You could plot this with using Plots; plot(log10.(as), transpose(Φs)), but this is more convenient with the included plot recipe:

using Plots
ks_plot = [1e-3, 1e-2, 1e-1, 1e-0] / u"Mpc"
plot(sol, log10(M.g.a), M.g.Φ, ks_plot) # lg(a) vs. Φ for 4 wavenumbers

We can also calculate the matter power spectrum:

Ps = spectrum_matter(sol, ks)
plot(log10.(ks/u"1/Mpc"), log10.(Ps/u"Mpc^3"); xlabel = "lg(k/Mpc⁻¹)", ylabel = "lg(P/Mpc³)", label = nothing)

Similarly, we can calculate the angular CMB (TT) power spectrum:

ls = 10:10:1000
Dls = spectrum_cmb(:TT, prob, ls; normalization = :Dl, unit = u"μK")
plot(ls, Dls; xlabel = "l", ylabel = "l (l+1) Cₗ / 2π", label = nothing)

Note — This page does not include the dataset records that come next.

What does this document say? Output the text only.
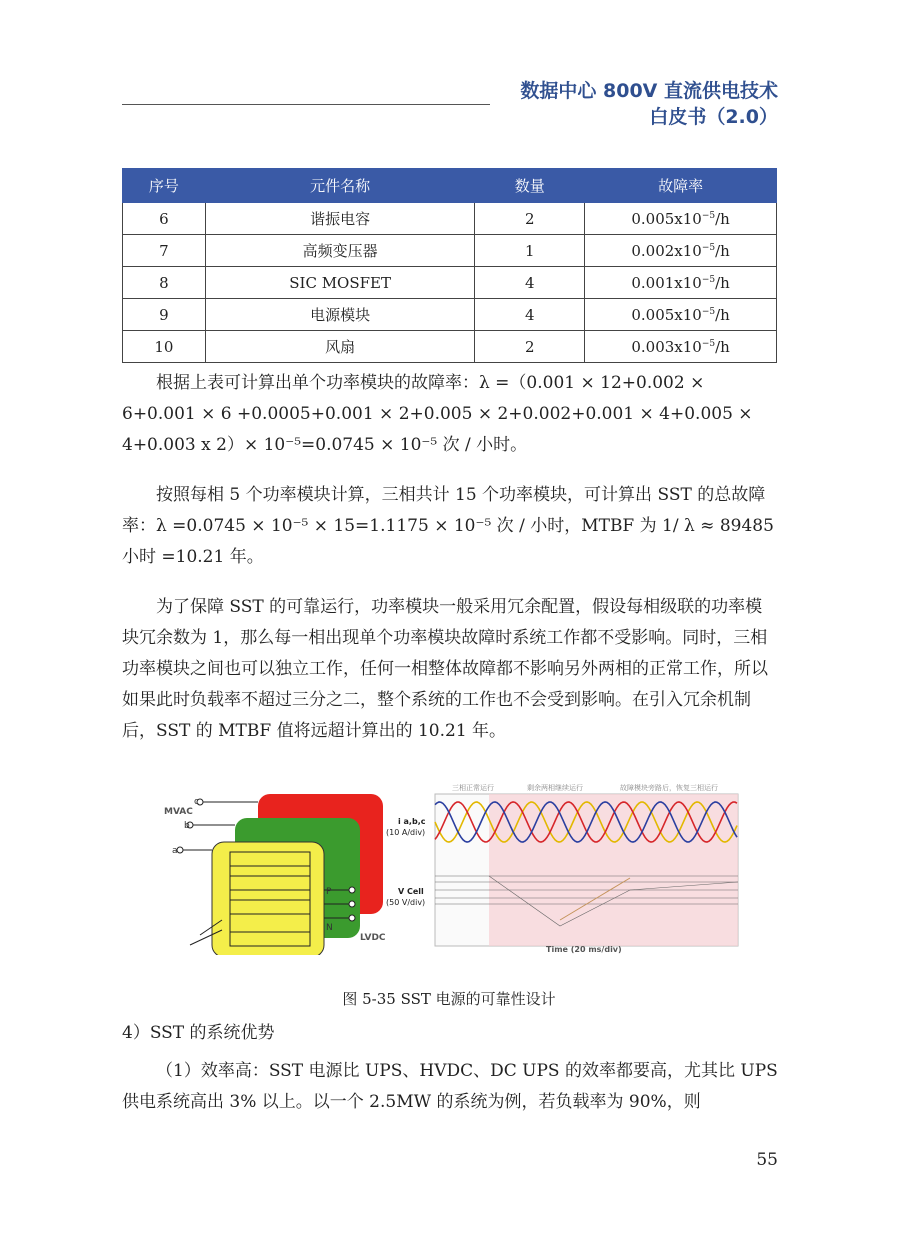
数据中心 800V 直流供电技术
白皮书（2.0）
序号	元件名称	数量	故障率
6	谐振电容	2	$0.005x10^{-5}/h$
7	高频变压器	1	$0.002x10^{-5}/h$
8	SIC MOSFET	4	$0.001x10^{-5}/h$
9	电源模块	4	$0.005x10^{-5}/h$
10	风扇	2	$0.003x10^{-5}/h$
根据上表可计算出单个功率模块的故障率：λ =（0.001 × 12+0.002 × 6+0.001 × 6 +0.0005+0.001 × 2+0.005 × 2+0.002+0.001 × 4+0.005 × 4+0.003 x 2）× 10⁻⁵=0.0745 × 10⁻⁵ 次 / 小时。
按照每相 5 个功率模块计算，三相共计 15 个功率模块，可计算出 SST 的总故障率：λ =0.0745 × 10⁻⁵ × 15=1.1175 × 10⁻⁵ 次 / 小时，MTBF 为 1/ λ ≈ 89485 小时 =10.21 年。
为了保障 SST 的可靠运行，功率模块一般采用冗余配置，假设每相级联的功率模块冗余数为 1，那么每一相出现单个功率模块故障时系统工作都不受影响。同时，三相功率模块之间也可以独立工作，任何一相整体故障都不影响另外两相的正常工作，所以如果此时负载率不超过三分之二，整个系统的工作也不会受到影响。在引入冗余机制后，SST 的 MTBF 值将远超计算出的 10.21 年。
MVAC
c
b
a
P
N
LVDC
三相正常运行	剩余两相继续运行	故障模块旁路后，恢复三相运行
i a,b,c
(10 A/div)
V Cell
(50 V/div)
Time (20 ms/div)
图 5-35 SST 电源的可靠性设计
4）SST 的系统优势
（1）效率高：SST 电源比 UPS、HVDC、DC UPS 的效率都要高，尤其比 UPS 供电系统高出 3% 以上。以一个 2.5MW 的系统为例，若负载率为 90%，则
55
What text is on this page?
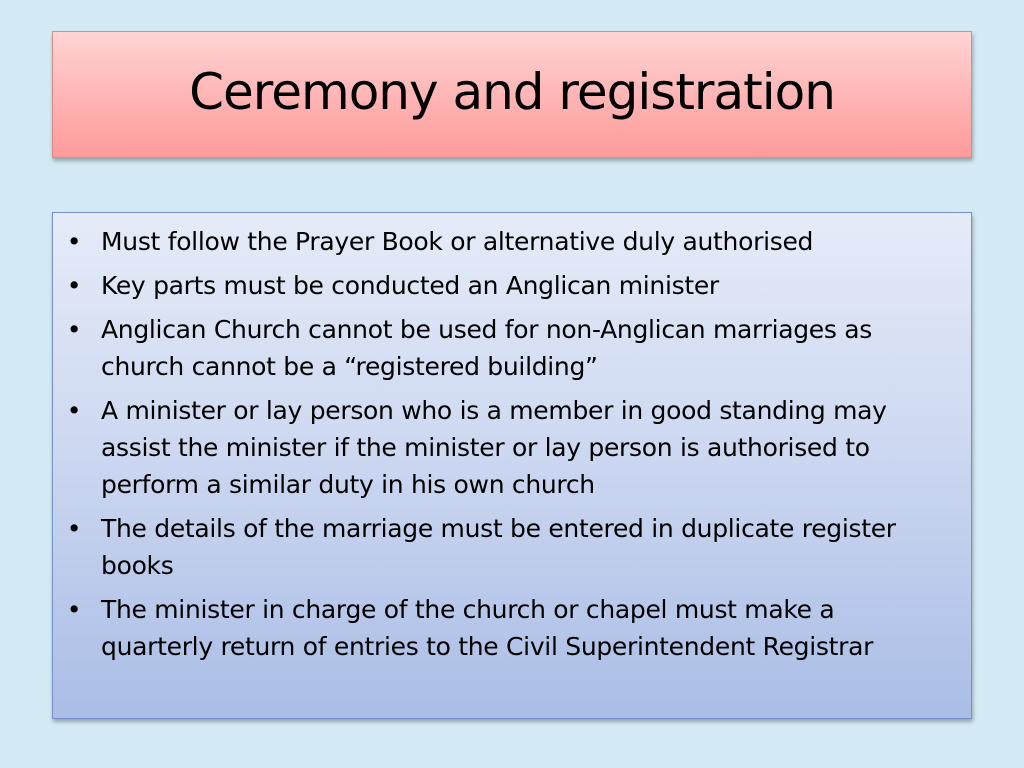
Ceremony and registration
• Must follow the Prayer Book or alternative duly authorised
• Key parts must be conducted an Anglican minister
• Anglican Church cannot be used for non-Anglican marriages as church cannot be a “registered building”
• A minister or lay person who is a member in good standing may assist the minister if the minister or lay person is authorised to perform a similar duty in his own church
• The details of the marriage must be entered in duplicate register books
• The minister in charge of the church or chapel must make a quarterly return of entries to the Civil Superintendent Registrar
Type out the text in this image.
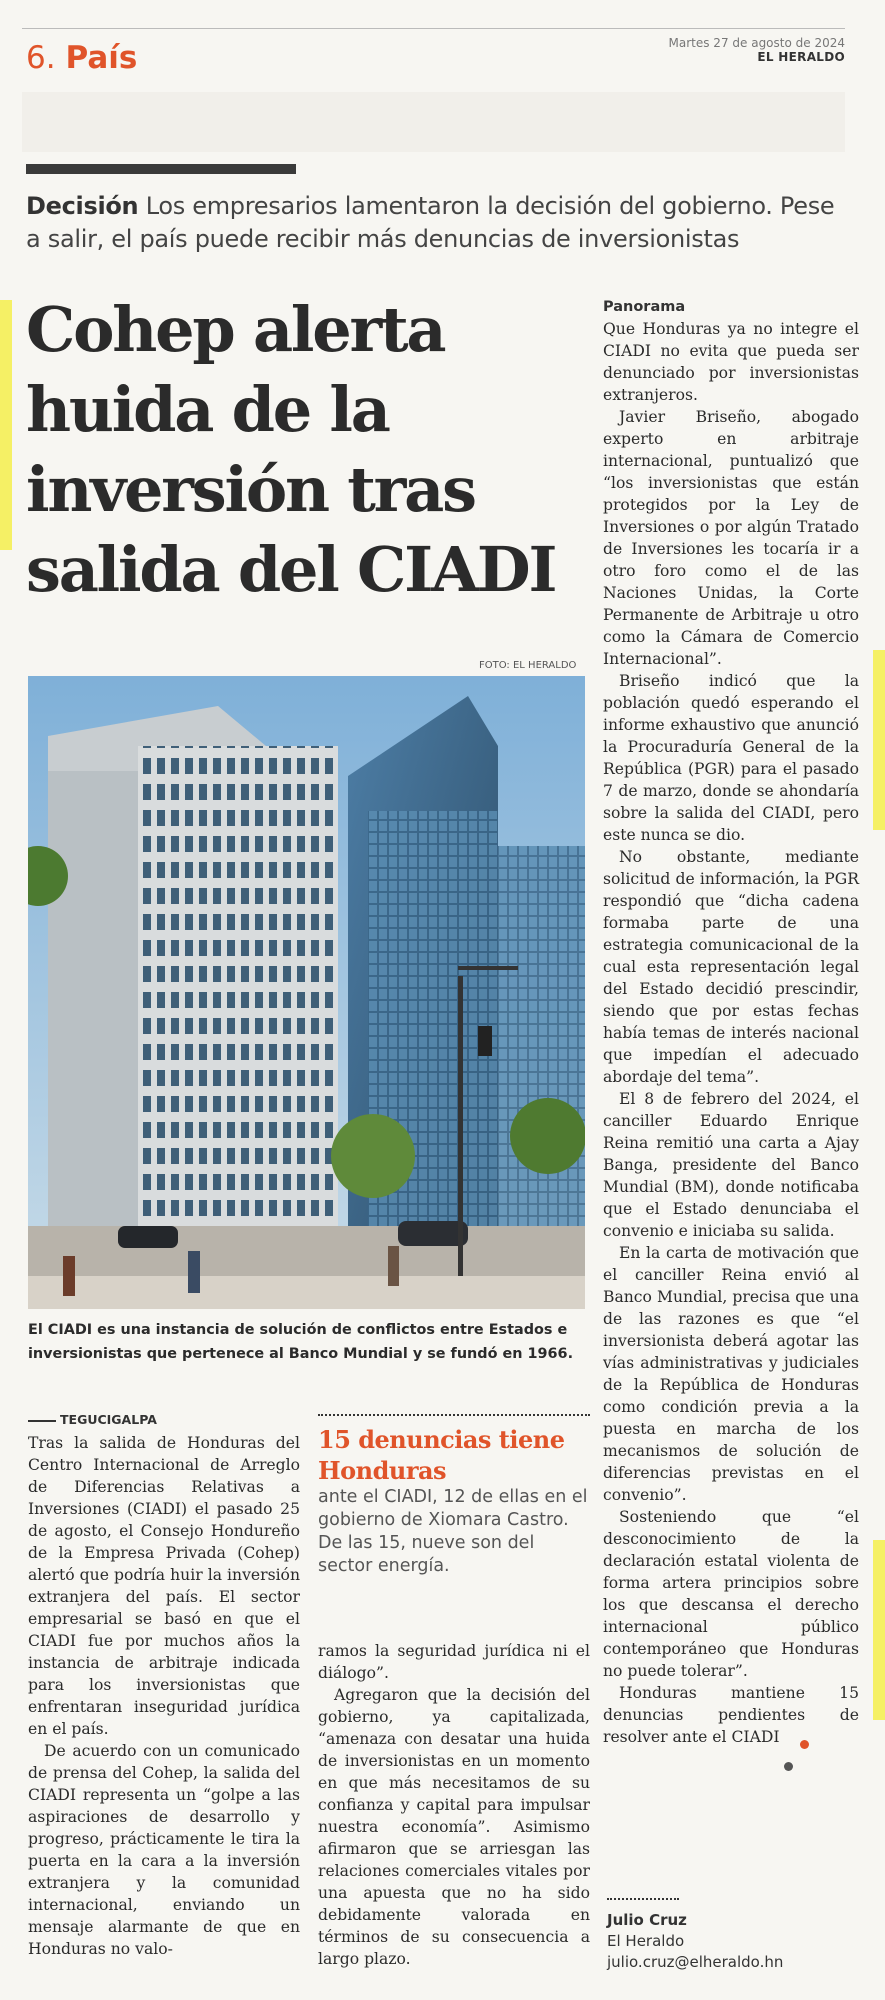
6. País	Martes 27 de agosto de 2024
EL HERALDO
Decisión Los empresarios lamentaron la decisión del gobierno. Pese a salir, el país puede recibir más denuncias de inversionistas
Cohep alerta huida de la inversión tras salida del CIADI
FOTO: EL HERALDO
El CIADI es una instancia de solución de conflictos entre Estados e inversionistas que pertenece al Banco Mundial y se fundó en 1966.
TEGUCIGALPA

Tras la salida de Honduras del Centro Internacional de Arreglo de Diferencias Relativas a Inversiones (CIADI) el pasado 25 de agosto, el Consejo Hondureño de la Empresa Privada (Cohep) alertó que podría huir la inversión extranjera del país. El sector empresarial se basó en que el CIADI fue por muchos años la instancia de arbitraje indicada para los inversionistas que enfrentaran inseguridad jurídica en el país.

De acuerdo con un comunicado de prensa del Cohep, la salida del CIADI representa un “golpe a las aspiraciones de desarrollo y progreso, prácticamente le tira la puerta en la cara a la inversión extranjera y la comunidad internacional, enviando un mensaje alarmante de que en Honduras no valo-

15 denuncias tiene Honduras
ante el CIADI, 12 de ellas en el gobierno de Xiomara Castro. De las 15, nueve son del sector energía.

ramos la seguridad jurídica ni el diálogo”.

Agregaron que la decisión del gobierno, ya capitalizada, “amenaza con desatar una huida de inversionistas en un momento en que más necesitamos de su confianza y capital para impulsar nuestra economía”. Asimismo afirmaron que se arriesgan las relaciones comerciales vitales por una apuesta que no ha sido debidamente valorada en términos de su consecuencia a largo plazo.

Panorama

Que Honduras ya no integre el CIADI no evita que pueda ser denunciado por inversionistas extranjeros.

Javier Briseño, abogado experto en arbitraje internacional, puntualizó que “los inversionistas que están protegidos por la Ley de Inversiones o por algún Tratado de Inversiones les tocaría ir a otro foro como el de las Naciones Unidas, la Corte Permanente de Arbitraje u otro como la Cámara de Comercio Internacional”.

Briseño indicó que la población quedó esperando el informe exhaustivo que anunció la Procuraduría General de la República (PGR) para el pasado 7 de marzo, donde se ahondaría sobre la salida del CIADI, pero este nunca se dio.

No obstante, mediante solicitud de información, la PGR respondió que “dicha cadena formaba parte de una estrategia comunicacional de la cual esta representación legal del Estado decidió prescindir, siendo que por estas fechas había temas de interés nacional que impedían el adecuado abordaje del tema”.

El 8 de febrero del 2024, el canciller Eduardo Enrique Reina remitió una carta a Ajay Banga, presidente del Banco Mundial (BM), donde notificaba que el Estado denunciaba el convenio e iniciaba su salida.

En la carta de motivación que el canciller Reina envió al Banco Mundial, precisa que una de las razones es que “el inversionista deberá agotar las vías administrativas y judiciales de la República de Honduras como condición previa a la puesta en marcha de los mecanismos de solución de diferencias previstas en el convenio”.

Sosteniendo que “el desconocimiento de la declaración estatal violenta de forma artera principios sobre los que descansa el derecho internacional público contemporáneo que Honduras no puede tolerar”.

Honduras mantiene 15 denuncias pendientes de resolver ante el CIADI

Julio Cruz
El Heraldo
julio.cruz@elheraldo.hn
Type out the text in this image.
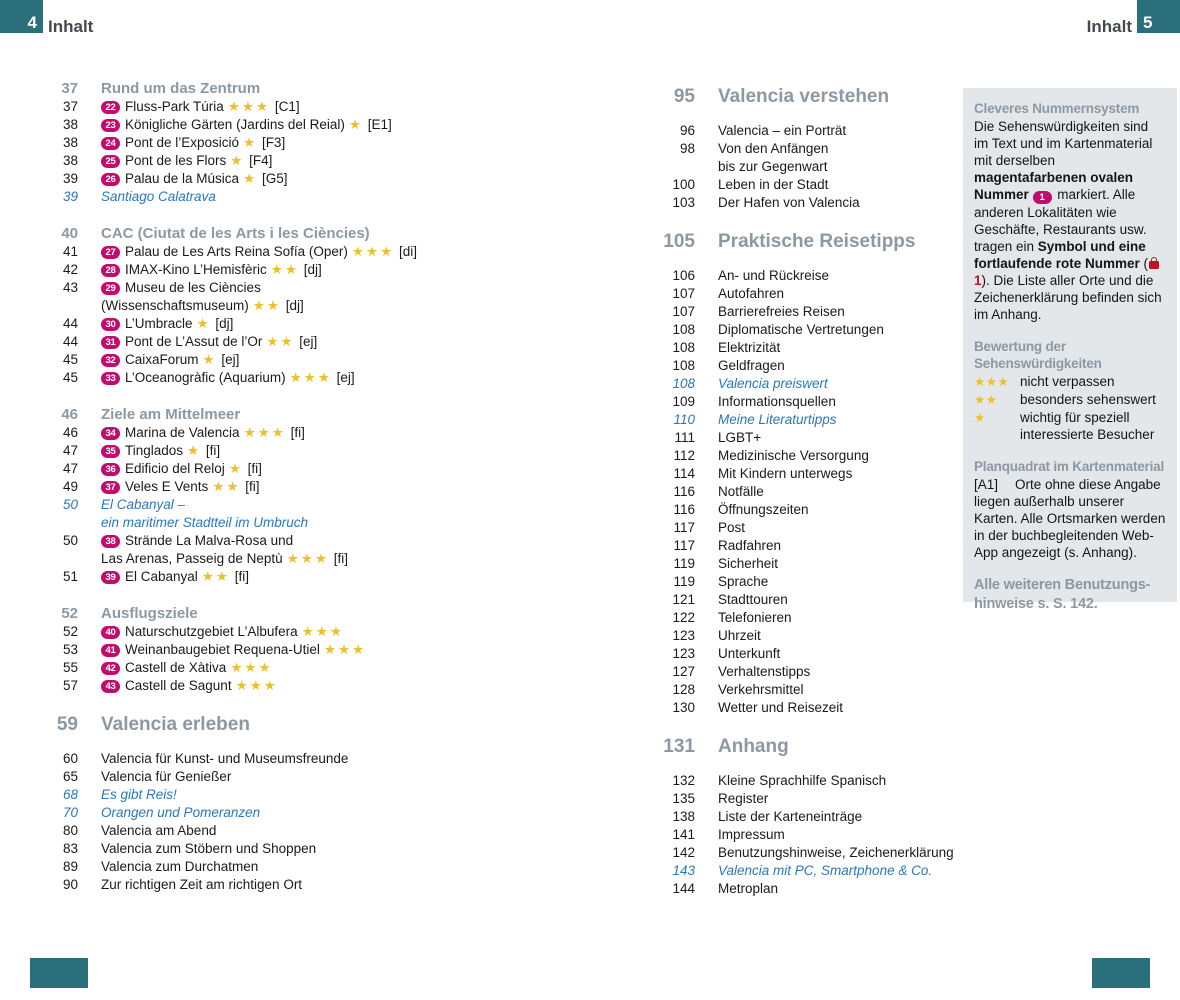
4 Inhalt	Inhalt 5
37 Rund um das Zentrum
37	22 Fluss-Park Túria ★★★ [C1]
38	23 Königliche Gärten (Jardins del Reial) ★ [E1]
38	24 Pont de l’Exposició ★ [F3]
38	25 Pont de les Flors ★ [F4]
39	26 Palau de la Música ★ [G5]
39 Santiago Calatrava
40 CAC (Ciutat de les Arts i les Ciències)
41	27 Palau de Les Arts Reina Sofía (Oper) ★★★ [di]
42	28 IMAX-Kino L’Hemisfèric ★★ [dj]
43	29 Museu de les Ciències
(Wissenschaftsmuseum) ★★ [dj]
44	30 L’Umbracle ★ [dj]
44	31 Pont de L’Assut de l’Or ★★ [ej]
45	32 CaixaForum ★ [ej]
45	33 L’Oceanogràfic (Aquarium) ★★★ [ej]
46 Ziele am Mittelmeer
46	34 Marina de Valencia ★★★ [fi]
47	35 Tinglados ★ [fi]
47	36 Edificio del Reloj ★ [fi]
49	37 Veles E Vents ★★ [fi]
50 El Cabanyal –
ein maritimer Stadtteil im Umbruch
50	38 Strände La Malva-Rosa und
Las Arenas, Passeig de Neptù ★★★ [fi]
51	39 El Cabanyal ★★ [fi]
52 Ausflugsziele
52	40 Naturschutzgebiet L’Albufera ★★★
53	41 Weinanbaugebiet Requena-Utiel ★★★
55	42 Castell de Xàtiva ★★★
57	43 Castell de Sagunt ★★★
59 Valencia erleben
60 Valencia für Kunst- und Museumsfreunde
65 Valencia für Genießer
68 Es gibt Reis!
70 Orangen und Pomeranzen
80 Valencia am Abend
83 Valencia zum Stöbern und Shoppen
89 Valencia zum Durchatmen
90 Zur richtigen Zeit am richtigen Ort
95 Valencia verstehen
96 Valencia – ein Porträt
98 Von den Anfängen
bis zur Gegenwart
100 Leben in der Stadt
103 Der Hafen von Valencia
105 Praktische Reisetipps
106 An- und Rückreise
107 Autofahren
107 Barrierefreies Reisen
108 Diplomatische Vertretungen
108 Elektrizität
108 Geldfragen
108 Valencia preiswert
109 Informationsquellen
110 Meine Literaturtipps
111 LGBT+
112 Medizinische Versorgung
114 Mit Kindern unterwegs
116 Notfälle
116 Öffnungszeiten
117 Post
117 Radfahren
119 Sicherheit
119 Sprache
121 Stadttouren
122 Telefonieren
123 Uhrzeit
123 Unterkunft
127 Verhaltenstipps
128 Verkehrsmittel
130 Wetter und Reisezeit
131 Anhang
132 Kleine Sprachhilfe Spanisch
135 Register
138 Liste der Karteneinträge
141 Impressum
142 Benutzungshinweise, Zeichenerklärung
143 Valencia mit PC, Smartphone & Co.
144 Metroplan
Cleveres Nummernsystem

Die Sehenswürdigkeiten sind im Text und im Kartenmaterial mit derselben magentafarbenen ovalen Nummer 1 markiert. Alle anderen Lokalitäten wie Geschäfte, Restaurants usw. tragen ein Symbol und eine fortlaufende rote Nummer (1). Die Liste aller Orte und die Zeichenerklärung befinden sich im Anhang.

Bewertung der Sehenswürdigkeiten
★★★ nicht verpassen
★★	besonders sehenswert
★	wichtig für speziell interessierte Besucher
Planquadrat im Kartenmaterial

[A1] Orte ohne diese Angabe liegen außerhalb unserer Karten. Alle Ortsmarken werden in der buchbegleitenden Web-App angezeigt (s. Anhang).

Alle weiteren Benutzungs-
hinweise s. S. 142.
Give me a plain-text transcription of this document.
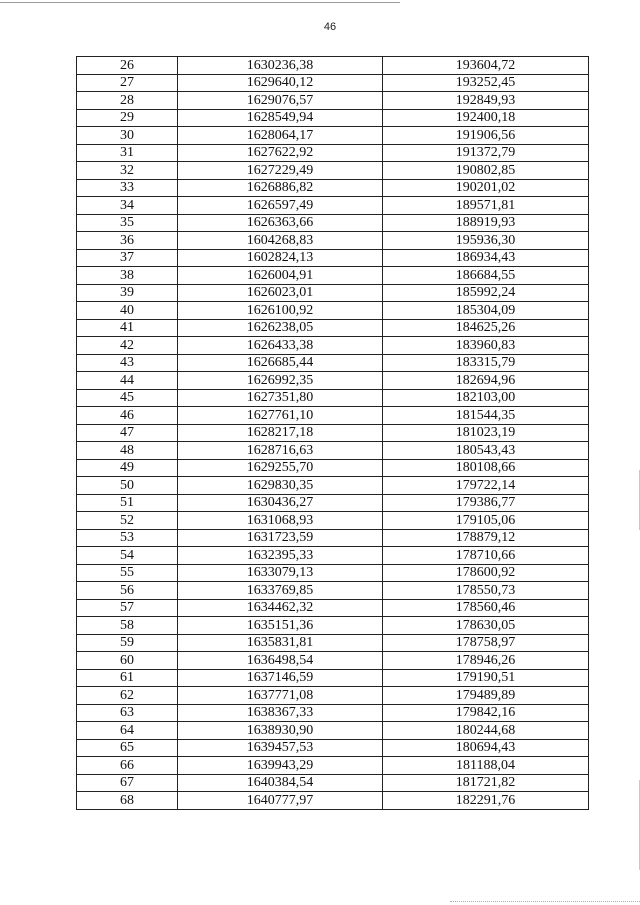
46
26	1630236,38	193604,72
27	1629640,12	193252,45
28	1629076,57	192849,93
29	1628549,94	192400,18
30	1628064,17	191906,56
31	1627622,92	191372,79
32	1627229,49	190802,85
33	1626886,82	190201,02
34	1626597,49	189571,81
35	1626363,66	188919,93
36	1604268,83	195936,30
37	1602824,13	186934,43
38	1626004,91	186684,55
39	1626023,01	185992,24
40	1626100,92	185304,09
41	1626238,05	184625,26
42	1626433,38	183960,83
43	1626685,44	183315,79
44	1626992,35	182694,96
45	1627351,80	182103,00
46	1627761,10	181544,35
47	1628217,18	181023,19
48	1628716,63	180543,43
49	1629255,70	180108,66
50	1629830,35	179722,14
51	1630436,27	179386,77
52	1631068,93	179105,06
53	1631723,59	178879,12
54	1632395,33	178710,66
55	1633079,13	178600,92
56	1633769,85	178550,73
57	1634462,32	178560,46
58	1635151,36	178630,05
59	1635831,81	178758,97
60	1636498,54	178946,26
61	1637146,59	179190,51
62	1637771,08	179489,89
63	1638367,33	179842,16
64	1638930,90	180244,68
65	1639457,53	180694,43
66	1639943,29	181188,04
67	1640384,54	181721,82
68	1640777,97	182291,76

And here is a condensed plot with several quantities:

p = plot(layout=(3, 3), size=(900, 700), tickfontsize=6, labelfontsize=6, legendfontsize=5)
plot!(p[1], sol, log10(M.g.a), [M.b.ρ, M.c.ρ, M.γ.ρ, M.ν.ρ, M.h.ρ, M.Λ.ρ] ./ M.G.ρ)
plot!(p[2], sol, log10(M.g.a), [M.b.w, M.c.w, M.γ.w, M.ν.w, M.h.w, M.Λ.w])
plot!(p[3], sol, log10(M.g.a), log10(M.g.E))
plot!(p[4], sol, log10(M.g.a), [M.b.rec.XHe⁺⁺, M.b.rec.XHe⁺, M.b.rec.XH⁺, M.b.Xe])
plot!(p[5], sol, log10(M.g.a), log10.([M.γ.T, M.b.T] ./ M.γ.T₀))
plot!(p[6], sol, log10(M.g.a), log10(abs(M.b.κ)))
plot!(p[7], sol, log10(M.g.a), [M.g.Φ, M.g.Ψ], ks_plot)
plot!(p[8], sol, log10(M.g.a), log10.(abs.([M.b.δ, M.c.δ, M.γ.δ, M.ν.δ, M.h.δ])), ks_plot; klabel = false)
plot!(p[9], sol, log10(M.g.a), log10.(abs.([M.b.θ, M.c.θ, M.γ.θ, M.ν.θ, M.h.θ])), ks_plot; klabel = false)